'Cowboy' shark hunters worry young victim's mum

Western Australia proposes paying professional shark hunters to patrol its coastline. Photo / AP
Western Australia proposes paying professional shark hunters to patrol its coastline. Photo / AP

The mother of a young surfer mauled to death by a great white shark has called for a legal challenge to the West Australian Government's controversial new "bait and kill" policy.

Kyle Burden, 21, was killed while bodyboarding in Bunker Bay in 2011.

He was one of six shark fatalities in the state's waters in the past two years, which this week prompted WA Premier Colin Barnett to unveil new measures to reassure the nervous public.

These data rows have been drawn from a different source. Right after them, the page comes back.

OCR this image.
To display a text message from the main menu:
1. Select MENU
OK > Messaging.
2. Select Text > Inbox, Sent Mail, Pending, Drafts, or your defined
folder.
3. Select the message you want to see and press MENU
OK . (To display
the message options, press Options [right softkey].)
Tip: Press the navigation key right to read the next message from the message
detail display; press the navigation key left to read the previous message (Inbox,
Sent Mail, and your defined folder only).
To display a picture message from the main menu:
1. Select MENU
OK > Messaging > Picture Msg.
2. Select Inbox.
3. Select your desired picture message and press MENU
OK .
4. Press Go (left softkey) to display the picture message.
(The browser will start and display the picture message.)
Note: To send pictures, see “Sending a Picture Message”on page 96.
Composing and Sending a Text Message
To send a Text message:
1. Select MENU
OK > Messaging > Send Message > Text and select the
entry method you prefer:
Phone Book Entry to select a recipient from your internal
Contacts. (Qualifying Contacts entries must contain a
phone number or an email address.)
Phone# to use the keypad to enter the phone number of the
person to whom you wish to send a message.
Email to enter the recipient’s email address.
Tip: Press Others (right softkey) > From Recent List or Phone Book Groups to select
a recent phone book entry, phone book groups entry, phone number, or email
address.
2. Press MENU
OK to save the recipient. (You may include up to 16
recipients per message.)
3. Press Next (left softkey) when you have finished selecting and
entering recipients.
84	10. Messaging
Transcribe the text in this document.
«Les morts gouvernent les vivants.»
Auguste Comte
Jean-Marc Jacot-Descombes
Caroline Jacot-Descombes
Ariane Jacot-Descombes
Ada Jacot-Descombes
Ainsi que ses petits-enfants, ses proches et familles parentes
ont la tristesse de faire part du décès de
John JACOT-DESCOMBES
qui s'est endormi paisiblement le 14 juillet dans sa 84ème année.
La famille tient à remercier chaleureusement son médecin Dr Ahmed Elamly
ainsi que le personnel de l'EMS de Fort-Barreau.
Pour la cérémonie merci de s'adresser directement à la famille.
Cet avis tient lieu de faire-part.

Professional shark hunters will be paid to patrol WA waters, with a licence to kill any shark bigger than 3m spotted in designated zones spanning large parts of the metropolitan and southwest coastline.

And baited hooks will also be placed along the coast to catch sharks, with a larger strike team ready to scramble into action in the event of an attack.

However, Sharon Burden asked how it would prevent "cowboy" fishermen hunting sharks.

"I would like to see a legal challenge that requires the Barnett Government to provide evidence to support their decision," Burden wrote in a letter to the West Australian.

"I think we would all benefit from an independent forum that allows us to hear the facts without the politics."